Dual Trigger Modulates Distinctive and Selective Pathways within Cumulus Cells Compared to HCG alone among Normal Responders – a Whole Transcriptome Investigation

Introduction: Dual trigger (DT), combining GnRH agonist (GnRHa) and hCG, has been reported as a promising regimen to improve clinical outcome compared to single trigger (ST) of hCG alone among normal responder patients during IVF. While FSH surge induction by GnRHa is a well-recognized, the specific molecular mechanism for these optimistic observations is not clear.
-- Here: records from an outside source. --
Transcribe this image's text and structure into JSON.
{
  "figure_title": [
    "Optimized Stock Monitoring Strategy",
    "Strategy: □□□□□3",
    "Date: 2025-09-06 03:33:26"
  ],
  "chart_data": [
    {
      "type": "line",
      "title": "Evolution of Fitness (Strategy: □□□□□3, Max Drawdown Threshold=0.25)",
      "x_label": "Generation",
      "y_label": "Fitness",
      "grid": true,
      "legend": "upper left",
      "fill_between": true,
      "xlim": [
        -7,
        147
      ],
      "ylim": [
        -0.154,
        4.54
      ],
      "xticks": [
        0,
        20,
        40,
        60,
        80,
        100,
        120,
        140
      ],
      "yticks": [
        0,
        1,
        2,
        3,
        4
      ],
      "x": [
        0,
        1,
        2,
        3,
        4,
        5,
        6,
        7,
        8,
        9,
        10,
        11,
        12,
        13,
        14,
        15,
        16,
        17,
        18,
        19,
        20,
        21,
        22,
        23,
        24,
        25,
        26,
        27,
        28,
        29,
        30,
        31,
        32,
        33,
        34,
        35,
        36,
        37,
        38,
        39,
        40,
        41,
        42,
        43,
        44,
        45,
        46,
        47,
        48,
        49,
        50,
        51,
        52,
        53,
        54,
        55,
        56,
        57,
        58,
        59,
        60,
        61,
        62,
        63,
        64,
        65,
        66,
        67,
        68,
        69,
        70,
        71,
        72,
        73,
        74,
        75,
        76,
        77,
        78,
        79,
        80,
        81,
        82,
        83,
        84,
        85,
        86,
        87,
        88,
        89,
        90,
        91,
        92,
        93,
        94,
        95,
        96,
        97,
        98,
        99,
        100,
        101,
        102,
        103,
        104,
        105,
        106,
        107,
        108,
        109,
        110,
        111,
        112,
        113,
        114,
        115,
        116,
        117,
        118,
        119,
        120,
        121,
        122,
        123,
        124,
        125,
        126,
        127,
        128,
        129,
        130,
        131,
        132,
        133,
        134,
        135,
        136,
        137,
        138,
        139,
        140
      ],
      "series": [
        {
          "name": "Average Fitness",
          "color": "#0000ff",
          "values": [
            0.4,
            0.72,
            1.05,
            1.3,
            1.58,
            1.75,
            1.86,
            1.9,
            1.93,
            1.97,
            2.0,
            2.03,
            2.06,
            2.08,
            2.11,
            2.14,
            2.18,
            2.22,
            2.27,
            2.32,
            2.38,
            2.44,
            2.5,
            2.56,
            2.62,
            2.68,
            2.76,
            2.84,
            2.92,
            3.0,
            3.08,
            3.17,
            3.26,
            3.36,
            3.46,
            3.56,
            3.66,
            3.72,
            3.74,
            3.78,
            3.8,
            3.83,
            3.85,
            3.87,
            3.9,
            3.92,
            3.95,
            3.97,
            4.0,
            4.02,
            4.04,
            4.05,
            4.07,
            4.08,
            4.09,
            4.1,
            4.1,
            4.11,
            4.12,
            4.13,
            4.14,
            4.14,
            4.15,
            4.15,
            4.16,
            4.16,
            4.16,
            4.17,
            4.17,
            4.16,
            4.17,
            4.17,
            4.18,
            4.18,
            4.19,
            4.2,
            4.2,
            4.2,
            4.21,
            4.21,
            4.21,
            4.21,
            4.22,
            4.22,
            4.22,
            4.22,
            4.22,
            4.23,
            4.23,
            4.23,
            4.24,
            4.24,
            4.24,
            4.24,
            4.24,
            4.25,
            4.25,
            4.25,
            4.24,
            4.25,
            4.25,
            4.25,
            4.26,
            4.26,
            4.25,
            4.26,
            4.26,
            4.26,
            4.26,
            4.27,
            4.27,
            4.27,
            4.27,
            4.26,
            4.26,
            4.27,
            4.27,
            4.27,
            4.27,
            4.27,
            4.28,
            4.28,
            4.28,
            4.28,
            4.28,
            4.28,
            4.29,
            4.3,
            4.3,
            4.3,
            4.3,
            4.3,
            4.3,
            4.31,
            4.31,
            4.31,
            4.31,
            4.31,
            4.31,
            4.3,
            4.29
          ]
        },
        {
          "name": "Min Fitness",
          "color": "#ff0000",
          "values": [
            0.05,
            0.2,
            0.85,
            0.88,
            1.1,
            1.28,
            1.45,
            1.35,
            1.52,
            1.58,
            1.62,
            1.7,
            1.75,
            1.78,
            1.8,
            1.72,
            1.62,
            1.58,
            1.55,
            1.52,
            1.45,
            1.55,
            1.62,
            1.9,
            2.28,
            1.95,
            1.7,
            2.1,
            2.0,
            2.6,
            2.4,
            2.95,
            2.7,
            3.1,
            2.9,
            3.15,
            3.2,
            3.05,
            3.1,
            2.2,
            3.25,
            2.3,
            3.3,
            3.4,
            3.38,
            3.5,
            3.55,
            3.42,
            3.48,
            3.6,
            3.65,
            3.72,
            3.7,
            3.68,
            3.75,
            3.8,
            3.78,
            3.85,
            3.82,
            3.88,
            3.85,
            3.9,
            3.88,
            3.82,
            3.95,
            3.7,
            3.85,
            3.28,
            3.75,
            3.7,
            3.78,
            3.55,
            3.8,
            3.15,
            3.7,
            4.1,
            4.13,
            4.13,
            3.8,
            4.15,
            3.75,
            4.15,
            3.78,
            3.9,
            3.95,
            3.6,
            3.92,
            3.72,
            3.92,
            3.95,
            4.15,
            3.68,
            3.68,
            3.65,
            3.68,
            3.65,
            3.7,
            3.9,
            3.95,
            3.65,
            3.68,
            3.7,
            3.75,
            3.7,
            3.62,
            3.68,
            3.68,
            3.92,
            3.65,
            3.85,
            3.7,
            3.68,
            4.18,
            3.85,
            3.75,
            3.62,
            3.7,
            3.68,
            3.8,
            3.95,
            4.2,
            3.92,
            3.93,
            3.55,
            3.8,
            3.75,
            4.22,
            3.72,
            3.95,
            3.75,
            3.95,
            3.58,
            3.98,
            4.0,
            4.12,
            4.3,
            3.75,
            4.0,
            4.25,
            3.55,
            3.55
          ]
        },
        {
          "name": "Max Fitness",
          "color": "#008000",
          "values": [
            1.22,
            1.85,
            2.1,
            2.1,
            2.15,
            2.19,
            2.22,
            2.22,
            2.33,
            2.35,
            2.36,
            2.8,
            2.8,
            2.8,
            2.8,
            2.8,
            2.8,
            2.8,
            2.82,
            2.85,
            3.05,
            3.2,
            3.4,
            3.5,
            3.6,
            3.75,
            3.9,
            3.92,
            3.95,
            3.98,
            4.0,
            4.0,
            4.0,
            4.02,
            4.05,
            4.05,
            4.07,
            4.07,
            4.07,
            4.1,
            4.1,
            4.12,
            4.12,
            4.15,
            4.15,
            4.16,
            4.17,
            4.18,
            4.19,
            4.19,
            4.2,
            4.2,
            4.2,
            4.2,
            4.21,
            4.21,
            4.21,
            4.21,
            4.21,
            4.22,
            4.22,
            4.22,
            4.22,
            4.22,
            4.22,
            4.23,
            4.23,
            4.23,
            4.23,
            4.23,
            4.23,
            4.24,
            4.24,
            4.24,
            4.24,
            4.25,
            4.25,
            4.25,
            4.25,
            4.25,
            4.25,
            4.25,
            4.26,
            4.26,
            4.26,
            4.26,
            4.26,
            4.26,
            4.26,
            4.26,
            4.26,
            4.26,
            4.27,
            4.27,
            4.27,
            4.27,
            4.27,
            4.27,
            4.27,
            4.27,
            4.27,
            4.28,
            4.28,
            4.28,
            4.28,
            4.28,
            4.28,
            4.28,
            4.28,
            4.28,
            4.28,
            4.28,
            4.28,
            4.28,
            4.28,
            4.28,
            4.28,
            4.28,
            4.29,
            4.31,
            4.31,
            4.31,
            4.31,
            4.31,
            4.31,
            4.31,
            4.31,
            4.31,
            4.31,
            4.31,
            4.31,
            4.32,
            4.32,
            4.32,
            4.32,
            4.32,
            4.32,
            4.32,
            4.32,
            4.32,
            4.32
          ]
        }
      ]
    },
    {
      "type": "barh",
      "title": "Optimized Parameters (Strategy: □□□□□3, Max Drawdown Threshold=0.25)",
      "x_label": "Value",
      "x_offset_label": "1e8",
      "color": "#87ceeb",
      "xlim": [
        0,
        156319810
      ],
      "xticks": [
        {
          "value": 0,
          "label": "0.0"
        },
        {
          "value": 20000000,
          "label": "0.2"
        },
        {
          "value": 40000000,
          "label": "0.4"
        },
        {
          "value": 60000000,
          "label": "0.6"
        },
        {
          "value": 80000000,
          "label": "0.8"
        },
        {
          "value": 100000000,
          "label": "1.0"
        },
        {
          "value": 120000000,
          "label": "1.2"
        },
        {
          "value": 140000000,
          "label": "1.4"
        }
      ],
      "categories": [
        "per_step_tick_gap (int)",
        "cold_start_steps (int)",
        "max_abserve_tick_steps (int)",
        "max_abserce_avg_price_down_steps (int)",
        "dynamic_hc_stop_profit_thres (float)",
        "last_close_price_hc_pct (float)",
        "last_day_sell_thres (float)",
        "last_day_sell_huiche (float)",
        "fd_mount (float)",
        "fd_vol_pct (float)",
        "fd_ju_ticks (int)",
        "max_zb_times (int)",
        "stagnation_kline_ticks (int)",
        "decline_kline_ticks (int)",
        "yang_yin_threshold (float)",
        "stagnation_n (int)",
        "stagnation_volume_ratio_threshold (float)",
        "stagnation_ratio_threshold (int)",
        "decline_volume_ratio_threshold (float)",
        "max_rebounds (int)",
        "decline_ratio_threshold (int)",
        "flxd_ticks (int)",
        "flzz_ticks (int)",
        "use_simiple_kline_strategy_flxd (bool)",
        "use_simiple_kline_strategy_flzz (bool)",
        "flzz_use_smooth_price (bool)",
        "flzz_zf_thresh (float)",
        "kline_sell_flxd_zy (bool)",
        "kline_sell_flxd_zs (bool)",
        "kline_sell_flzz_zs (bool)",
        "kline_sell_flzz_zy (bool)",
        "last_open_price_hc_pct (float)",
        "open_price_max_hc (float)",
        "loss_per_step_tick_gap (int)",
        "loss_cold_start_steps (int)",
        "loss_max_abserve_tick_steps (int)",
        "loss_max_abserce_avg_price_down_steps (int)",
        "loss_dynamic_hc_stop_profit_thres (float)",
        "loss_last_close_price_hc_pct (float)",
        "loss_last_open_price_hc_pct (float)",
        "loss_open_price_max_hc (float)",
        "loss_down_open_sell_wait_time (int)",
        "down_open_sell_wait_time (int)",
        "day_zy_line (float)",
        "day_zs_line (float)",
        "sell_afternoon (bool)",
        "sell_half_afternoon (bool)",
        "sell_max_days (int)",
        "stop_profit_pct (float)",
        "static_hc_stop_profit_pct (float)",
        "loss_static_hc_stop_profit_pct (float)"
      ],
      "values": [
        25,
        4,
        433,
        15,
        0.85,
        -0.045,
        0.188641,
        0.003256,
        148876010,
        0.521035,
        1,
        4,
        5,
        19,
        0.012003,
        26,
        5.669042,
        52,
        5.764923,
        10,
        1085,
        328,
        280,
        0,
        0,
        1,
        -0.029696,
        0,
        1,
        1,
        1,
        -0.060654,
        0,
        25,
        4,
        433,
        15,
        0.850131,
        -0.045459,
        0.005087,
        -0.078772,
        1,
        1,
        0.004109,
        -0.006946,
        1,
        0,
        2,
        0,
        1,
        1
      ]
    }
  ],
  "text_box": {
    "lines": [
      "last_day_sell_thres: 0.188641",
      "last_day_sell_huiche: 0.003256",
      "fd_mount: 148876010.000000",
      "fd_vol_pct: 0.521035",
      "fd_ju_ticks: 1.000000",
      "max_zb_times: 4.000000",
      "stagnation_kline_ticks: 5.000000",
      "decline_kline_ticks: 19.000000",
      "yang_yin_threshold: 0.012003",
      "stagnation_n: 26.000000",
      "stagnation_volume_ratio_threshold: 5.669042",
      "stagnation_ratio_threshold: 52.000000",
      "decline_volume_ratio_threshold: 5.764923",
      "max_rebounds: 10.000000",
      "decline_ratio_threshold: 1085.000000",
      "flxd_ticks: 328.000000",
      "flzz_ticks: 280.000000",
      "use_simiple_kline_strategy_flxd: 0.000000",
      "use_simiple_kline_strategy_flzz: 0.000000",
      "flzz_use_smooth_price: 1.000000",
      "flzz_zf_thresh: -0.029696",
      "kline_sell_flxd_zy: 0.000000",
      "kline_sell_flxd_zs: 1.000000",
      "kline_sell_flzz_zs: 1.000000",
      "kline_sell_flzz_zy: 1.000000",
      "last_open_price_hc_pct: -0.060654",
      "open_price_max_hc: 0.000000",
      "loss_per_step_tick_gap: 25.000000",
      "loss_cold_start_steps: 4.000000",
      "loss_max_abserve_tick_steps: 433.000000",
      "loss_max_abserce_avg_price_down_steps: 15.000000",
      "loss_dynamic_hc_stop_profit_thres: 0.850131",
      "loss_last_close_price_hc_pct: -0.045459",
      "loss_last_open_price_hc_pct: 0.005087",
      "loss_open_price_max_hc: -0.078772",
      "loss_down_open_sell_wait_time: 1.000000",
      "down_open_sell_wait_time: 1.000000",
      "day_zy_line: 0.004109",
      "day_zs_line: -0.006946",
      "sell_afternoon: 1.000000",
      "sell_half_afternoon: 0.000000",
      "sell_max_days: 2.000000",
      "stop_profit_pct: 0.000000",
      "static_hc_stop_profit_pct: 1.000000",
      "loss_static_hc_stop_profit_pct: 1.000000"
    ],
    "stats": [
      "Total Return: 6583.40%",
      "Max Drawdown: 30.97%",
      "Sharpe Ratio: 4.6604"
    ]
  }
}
Aim: To investigate cumulus cells (CC) transcriptome after exposure to either DT or ST by next generation sequencing (NGS) in normal responder patients.

Materials & Methods: This prospective study included patients with a normal ovarian reserve undergoing IVF-ICSI and receiving either a ST (5000 units of hCG, N=4) or DT (5000 hCG + 0.2ml GnRHa, N=5). For each patient, CC of three expanded MII oocytes were trimmed, lysed, and RNA was extracted. Differential mRNA expression was evaluated by NGS. Biologically significant genes were determined by clinical relevance and participation in a defined pathway.

Results: Both groups had similar average AMH, AFC, gonadotropins consumption, and E2 on trigger day. 237 genes were differentially expressed in DT compared to ST (fold change 2 and false discovery rate < 0.05). Pathway analysis revealed pathways enriched for genes involved in cell division accompanied by suppression of immune response and related processes (ex. apoptotic signaling and cytokine production) in the DT cohort (Figure 1).

Conclusions: The addition of GnRHa significantly alters intra cellular processes within CC. This comprehensive transcriptome investigation aids in elucidating the molecular explanations for the clinical superiority observed by DT among normal responder patients.